We experienced a whole new world when it came to food allergies. Before I was married and had kids, I knew a lady whose child was severely allergic to food. My mind could not process the possibility that someone could be deathly allergic to food. It mostly sounded like a cruel joke. Time passed, I had my child, he was confirmed with fatal food allergies.
Wheat, Oat, Rye, Soy, Tree Nut, Peanuts, Egg, Shellfish. His most fatal allergy Wheat.
Today was Easter! It was a good day–today, I really had to focus on how William might feel with all the food around him. Typically, I would–even though I would tell myself I won’t eat this or that –I would–but today, I didn’t. There are so many things William needs to be cautious about. It’s not only the food, it’s what others might touch, that he might be able to eat. Today, the cookies, I wanted to eat the cookies so badly. Not because they were good for me–mostly because I just wanted them. I wonder how many times a day just want things? Just to have them–because he can. I will ask him. I will blog what he says. Or have him blog it–
We had family and friends over as well–they too brought goodies to share. Typically, I would try or be willing to try what others brought–today, I didn’t.
Eleven years ago-December 5th, 2005, I had my first kiddo–my son William.

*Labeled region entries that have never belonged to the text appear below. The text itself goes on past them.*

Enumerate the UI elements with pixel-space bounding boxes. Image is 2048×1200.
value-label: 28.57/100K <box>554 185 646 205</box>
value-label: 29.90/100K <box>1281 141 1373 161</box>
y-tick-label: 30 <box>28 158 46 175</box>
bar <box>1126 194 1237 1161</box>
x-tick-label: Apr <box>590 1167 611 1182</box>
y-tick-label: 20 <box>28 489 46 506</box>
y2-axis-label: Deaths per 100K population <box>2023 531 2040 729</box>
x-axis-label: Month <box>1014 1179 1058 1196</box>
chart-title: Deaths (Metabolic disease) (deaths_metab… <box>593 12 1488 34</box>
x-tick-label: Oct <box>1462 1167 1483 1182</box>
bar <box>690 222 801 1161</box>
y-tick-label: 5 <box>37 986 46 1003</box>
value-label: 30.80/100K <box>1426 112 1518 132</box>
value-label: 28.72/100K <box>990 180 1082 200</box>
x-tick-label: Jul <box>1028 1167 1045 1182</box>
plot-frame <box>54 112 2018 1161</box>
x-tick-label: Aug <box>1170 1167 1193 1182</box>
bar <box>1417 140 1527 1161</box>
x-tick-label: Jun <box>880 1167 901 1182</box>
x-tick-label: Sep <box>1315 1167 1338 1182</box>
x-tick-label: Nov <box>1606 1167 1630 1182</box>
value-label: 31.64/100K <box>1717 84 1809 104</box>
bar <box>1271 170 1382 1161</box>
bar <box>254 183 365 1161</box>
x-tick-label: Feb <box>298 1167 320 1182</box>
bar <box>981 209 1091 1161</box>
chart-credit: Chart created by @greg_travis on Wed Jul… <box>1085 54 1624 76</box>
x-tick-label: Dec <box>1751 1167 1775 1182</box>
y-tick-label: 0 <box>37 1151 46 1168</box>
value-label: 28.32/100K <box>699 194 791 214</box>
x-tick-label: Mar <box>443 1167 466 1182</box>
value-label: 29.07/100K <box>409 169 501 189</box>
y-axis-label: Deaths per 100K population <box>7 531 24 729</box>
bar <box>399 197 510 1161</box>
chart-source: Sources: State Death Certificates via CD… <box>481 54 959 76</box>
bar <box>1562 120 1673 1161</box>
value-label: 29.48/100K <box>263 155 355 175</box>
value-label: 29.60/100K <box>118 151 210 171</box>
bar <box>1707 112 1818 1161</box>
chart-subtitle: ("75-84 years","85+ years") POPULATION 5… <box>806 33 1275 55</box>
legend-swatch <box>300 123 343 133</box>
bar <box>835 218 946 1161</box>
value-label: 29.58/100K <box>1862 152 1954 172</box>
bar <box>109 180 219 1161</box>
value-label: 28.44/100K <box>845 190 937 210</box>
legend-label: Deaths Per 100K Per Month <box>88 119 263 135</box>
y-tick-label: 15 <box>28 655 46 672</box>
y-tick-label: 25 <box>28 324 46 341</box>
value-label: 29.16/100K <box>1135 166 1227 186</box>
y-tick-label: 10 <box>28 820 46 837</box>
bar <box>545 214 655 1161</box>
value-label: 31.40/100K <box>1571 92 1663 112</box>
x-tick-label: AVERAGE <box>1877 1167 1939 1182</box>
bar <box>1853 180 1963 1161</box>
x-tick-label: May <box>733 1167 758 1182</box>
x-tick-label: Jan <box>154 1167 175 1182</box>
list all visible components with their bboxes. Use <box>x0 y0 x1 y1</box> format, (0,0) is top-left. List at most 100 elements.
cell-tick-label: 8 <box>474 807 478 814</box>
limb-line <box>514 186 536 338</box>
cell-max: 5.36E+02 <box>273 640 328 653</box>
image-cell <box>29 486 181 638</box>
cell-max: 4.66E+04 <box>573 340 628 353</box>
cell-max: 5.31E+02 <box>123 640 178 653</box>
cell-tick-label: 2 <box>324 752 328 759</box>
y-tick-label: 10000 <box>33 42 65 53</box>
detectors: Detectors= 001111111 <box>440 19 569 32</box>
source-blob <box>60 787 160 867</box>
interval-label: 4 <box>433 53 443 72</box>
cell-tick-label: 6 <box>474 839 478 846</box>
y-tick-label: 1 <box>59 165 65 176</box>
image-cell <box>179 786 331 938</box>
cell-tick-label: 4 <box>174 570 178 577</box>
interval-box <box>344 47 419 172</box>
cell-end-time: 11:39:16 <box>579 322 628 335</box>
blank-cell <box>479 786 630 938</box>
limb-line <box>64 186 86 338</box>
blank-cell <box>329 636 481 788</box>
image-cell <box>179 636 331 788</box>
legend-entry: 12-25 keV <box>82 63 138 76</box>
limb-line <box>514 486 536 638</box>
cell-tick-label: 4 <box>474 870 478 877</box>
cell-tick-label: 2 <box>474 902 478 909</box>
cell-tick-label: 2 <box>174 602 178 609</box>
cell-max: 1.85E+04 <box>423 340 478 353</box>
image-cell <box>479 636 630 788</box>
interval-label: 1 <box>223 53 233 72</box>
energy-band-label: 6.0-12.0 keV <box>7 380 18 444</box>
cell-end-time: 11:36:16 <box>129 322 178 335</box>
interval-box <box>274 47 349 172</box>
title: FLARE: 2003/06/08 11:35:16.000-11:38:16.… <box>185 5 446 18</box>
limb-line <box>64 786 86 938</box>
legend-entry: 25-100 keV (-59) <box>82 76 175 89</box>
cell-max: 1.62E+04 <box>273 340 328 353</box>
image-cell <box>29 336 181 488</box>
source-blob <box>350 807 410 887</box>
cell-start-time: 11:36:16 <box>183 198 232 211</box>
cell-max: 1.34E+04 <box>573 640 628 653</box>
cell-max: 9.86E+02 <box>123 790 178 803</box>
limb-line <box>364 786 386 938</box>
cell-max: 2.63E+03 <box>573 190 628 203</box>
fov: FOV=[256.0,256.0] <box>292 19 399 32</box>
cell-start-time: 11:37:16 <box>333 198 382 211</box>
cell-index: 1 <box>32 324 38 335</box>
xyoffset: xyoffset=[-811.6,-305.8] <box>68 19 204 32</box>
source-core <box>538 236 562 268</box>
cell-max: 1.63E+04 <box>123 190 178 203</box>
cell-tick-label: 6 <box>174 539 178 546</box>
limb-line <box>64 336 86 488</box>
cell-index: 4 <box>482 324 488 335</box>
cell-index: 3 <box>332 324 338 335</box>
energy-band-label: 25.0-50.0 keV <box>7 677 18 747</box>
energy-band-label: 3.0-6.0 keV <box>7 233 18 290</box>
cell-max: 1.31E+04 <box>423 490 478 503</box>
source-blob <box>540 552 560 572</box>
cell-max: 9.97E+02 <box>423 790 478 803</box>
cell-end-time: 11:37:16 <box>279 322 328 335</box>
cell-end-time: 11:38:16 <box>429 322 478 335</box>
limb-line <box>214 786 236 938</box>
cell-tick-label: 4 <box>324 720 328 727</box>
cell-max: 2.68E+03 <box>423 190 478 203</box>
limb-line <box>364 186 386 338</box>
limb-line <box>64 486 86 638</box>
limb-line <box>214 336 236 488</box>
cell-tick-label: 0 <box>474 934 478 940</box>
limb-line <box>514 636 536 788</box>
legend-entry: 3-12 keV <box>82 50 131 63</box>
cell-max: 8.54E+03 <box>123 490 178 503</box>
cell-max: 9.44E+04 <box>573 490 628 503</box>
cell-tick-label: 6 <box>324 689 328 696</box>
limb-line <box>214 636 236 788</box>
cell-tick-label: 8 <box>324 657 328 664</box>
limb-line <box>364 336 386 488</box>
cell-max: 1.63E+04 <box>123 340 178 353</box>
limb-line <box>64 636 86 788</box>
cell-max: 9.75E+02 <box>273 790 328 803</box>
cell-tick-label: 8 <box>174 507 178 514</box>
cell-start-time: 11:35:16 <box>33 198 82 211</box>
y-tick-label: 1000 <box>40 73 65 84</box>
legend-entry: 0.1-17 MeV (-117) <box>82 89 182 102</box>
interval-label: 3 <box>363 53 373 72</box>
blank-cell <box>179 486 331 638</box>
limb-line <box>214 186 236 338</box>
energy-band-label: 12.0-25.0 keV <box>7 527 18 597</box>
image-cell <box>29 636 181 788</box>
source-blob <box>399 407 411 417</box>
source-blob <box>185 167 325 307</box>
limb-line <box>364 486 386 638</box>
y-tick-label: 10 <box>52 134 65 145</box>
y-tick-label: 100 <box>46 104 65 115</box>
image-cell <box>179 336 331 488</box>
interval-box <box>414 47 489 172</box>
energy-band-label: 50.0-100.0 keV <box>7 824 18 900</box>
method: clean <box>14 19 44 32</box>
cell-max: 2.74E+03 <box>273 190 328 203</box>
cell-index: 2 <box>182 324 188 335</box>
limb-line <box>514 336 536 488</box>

Handed to me, he was and still is perfect in every way. Simply amazed! I was a mom. We endeavored on our new adventure together-him a child, me a new Mom! He grew, he played, he ate. One day, I had put him down for his nap–I hear screaming from the room he was in–I couldn’t imagine what was going on. One, his tummy was upset from screaming, the other his eyes were swollen. First time mom, I thought, perhaps I might be overreacting. I called my sister–she confirmed, I was not seeing things. William’s eyes were indeed swollen. A visit to the doctor was our next step–we visited with William’s Doctor on several occasions, until we were referred to an allergist, for food allergies.
William was confirmed to have food allergies when he was eight months old. They were/are intense and severe. He is a trooper and has battled his challenge in amazing ways! He is an inspiration. William is 11.5 and had become more familiar with how food reacts in his body. Yesterday, I let him know, I want to understand more–I want to know how he feels, more. I want to be a part of his world. Yesterday, I decided to accept for myself a 365 day food allergy challenge. In a sense I want to put myself in William’s shoes. This will be my log of my 365 days of a food allergy journey. Also, information and experiences I have learned through the years about food allergies.